There's not much sunbathing done there, and even less sailing, but four members of the royal family received degrees last weekend from the Washington university - two earned, two honorary.

Crown Prince Felipe received a master of science in foreign service after completing the university's international graduate programme. So, too, did his cousin, Pavlos Glucksburg, son of the former King Constantine of Greece.

King Juan Carlos was presented with a honorary doctor of laws degree because, according to his citation, he ''has demonstrated what a king can do for his people in this democratic age'' following the death of Franco in 1975.

Queen Sofia, Constantine's sister, received an honorary degree in humane letters. "As she nurtured her own family, so too did she nurture the young Spanish democracy through its miracle of transition", her citation said.


Where's the justice when a rock star can't even get arrested? Jimmy Page, Led Zeppelin's legendary founder, discovered that breaking the ban on in-flight smoking just isn't enough these days.

On a flight from San Francisco to Portland, Oregon, for a recent concert, Page locked himself in a toilet and lit a cigarette. The alarm sounded and the flight crew notified the authorities in Portland. A police report said the intoxicated rocker tried to persuade officers to arrest him, admitted to smoking and acknowledged he knew it was not allowed. But going to jail just isn't an option under the smoking ban. Page could still be fined up to $1,000 (around pounds 620) if he is prosecuted after the Federal Aviation Administration investigates further.


Abdel Halim Ramadan's 72nd birthday party was supposed to have been special. Invitations were sent to President Hosni Mubarak and other VIPs to join the festivities. None of the big names turned up, though, after the Cairo lawyer, known for his legal actions against Egyptian presidents, failed to gain a court order to force the President to attend.

Mr Mubarak says he's no party animal, and can't even reply to the dozens of invitations he receives every day. "If I accepted all the invitations I would be the president of parties," said the President.


He's had Helmut Kohl in the front of his Swatchmobile.
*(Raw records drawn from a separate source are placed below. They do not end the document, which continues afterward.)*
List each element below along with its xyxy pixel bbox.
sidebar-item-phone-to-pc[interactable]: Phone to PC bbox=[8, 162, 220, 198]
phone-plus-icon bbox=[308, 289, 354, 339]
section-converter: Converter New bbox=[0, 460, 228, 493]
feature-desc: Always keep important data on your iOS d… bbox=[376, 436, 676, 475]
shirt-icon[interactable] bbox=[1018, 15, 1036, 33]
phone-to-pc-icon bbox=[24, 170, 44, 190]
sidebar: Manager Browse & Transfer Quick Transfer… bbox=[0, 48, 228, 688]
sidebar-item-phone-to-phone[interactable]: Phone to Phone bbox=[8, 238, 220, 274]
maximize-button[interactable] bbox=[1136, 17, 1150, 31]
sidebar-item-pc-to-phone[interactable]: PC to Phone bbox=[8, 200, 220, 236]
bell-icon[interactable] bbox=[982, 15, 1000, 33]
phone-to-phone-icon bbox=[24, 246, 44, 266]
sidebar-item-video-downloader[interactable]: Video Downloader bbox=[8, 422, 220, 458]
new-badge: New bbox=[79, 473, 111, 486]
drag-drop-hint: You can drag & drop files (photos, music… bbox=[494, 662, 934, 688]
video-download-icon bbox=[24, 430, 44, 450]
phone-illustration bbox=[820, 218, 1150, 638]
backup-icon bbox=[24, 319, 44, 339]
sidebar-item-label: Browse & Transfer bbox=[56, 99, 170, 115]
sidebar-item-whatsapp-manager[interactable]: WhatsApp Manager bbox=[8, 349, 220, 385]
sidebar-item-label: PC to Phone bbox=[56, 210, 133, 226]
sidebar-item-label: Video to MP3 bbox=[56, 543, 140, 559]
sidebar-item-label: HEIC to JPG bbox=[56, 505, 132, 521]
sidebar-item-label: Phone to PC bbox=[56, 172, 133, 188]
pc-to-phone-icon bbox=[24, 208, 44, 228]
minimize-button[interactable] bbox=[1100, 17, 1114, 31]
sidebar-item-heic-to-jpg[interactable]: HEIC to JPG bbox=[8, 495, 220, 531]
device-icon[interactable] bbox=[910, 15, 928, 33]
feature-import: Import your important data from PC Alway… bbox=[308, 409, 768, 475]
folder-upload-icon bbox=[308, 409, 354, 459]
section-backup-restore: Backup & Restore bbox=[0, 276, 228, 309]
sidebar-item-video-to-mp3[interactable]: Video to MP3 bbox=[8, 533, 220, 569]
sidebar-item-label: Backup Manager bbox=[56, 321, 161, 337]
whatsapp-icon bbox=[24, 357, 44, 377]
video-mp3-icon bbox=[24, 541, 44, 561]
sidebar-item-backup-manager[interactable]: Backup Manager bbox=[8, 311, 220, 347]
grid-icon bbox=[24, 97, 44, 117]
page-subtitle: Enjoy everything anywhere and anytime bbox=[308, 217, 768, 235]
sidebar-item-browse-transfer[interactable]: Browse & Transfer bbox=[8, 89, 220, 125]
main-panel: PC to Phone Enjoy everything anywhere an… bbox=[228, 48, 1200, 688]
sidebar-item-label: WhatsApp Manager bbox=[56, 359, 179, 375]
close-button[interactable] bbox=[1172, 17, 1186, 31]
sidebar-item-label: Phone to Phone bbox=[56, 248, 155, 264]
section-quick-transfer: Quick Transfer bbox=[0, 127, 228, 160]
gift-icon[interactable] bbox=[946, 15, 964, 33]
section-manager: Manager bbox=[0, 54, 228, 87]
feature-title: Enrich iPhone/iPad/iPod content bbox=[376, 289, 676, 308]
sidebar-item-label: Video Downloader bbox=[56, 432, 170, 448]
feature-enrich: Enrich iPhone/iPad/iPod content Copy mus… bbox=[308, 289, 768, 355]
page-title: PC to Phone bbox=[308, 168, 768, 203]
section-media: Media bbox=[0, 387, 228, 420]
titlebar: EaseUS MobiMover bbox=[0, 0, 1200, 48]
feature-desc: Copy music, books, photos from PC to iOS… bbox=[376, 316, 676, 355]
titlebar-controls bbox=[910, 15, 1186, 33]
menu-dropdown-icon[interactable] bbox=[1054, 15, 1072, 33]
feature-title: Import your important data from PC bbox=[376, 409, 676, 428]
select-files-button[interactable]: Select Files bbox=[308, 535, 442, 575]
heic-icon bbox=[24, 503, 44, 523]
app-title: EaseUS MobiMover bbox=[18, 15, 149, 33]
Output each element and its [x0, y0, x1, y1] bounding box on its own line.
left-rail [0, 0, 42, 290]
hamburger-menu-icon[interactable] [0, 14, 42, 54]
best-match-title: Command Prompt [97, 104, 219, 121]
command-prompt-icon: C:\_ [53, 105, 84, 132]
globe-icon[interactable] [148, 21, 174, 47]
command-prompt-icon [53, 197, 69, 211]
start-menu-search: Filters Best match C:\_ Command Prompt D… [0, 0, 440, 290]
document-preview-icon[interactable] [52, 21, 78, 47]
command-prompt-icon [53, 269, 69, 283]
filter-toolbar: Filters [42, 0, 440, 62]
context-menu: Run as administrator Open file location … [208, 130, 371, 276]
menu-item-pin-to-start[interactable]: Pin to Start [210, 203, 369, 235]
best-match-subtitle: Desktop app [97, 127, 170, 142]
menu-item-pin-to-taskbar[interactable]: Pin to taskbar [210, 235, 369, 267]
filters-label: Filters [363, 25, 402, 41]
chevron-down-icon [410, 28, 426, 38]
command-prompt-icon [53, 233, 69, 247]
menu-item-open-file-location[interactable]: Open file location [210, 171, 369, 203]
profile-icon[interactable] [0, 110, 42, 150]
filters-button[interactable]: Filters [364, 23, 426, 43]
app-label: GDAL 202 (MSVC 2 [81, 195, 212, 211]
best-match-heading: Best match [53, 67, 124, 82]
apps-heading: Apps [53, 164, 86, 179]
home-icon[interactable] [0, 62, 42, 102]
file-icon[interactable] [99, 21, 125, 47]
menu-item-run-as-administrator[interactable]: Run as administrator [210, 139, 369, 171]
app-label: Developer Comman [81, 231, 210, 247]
Nicolas Hayek, creator of the ubiquitous Swatch watch - and now the Swatchmobile - says his tiny car is actually quite roomy and cites as proof photographs of himself riding in one with the hefty German Chancellor.

After newspaper assertions that the Swatchmobile, to be produced by Mercedes- Benz, is too small for a driver and a passenger, Mr Hayek whipped out photos of Mr Kohl riding in the vehicle on a visit to the Hayek estate in Switzerland.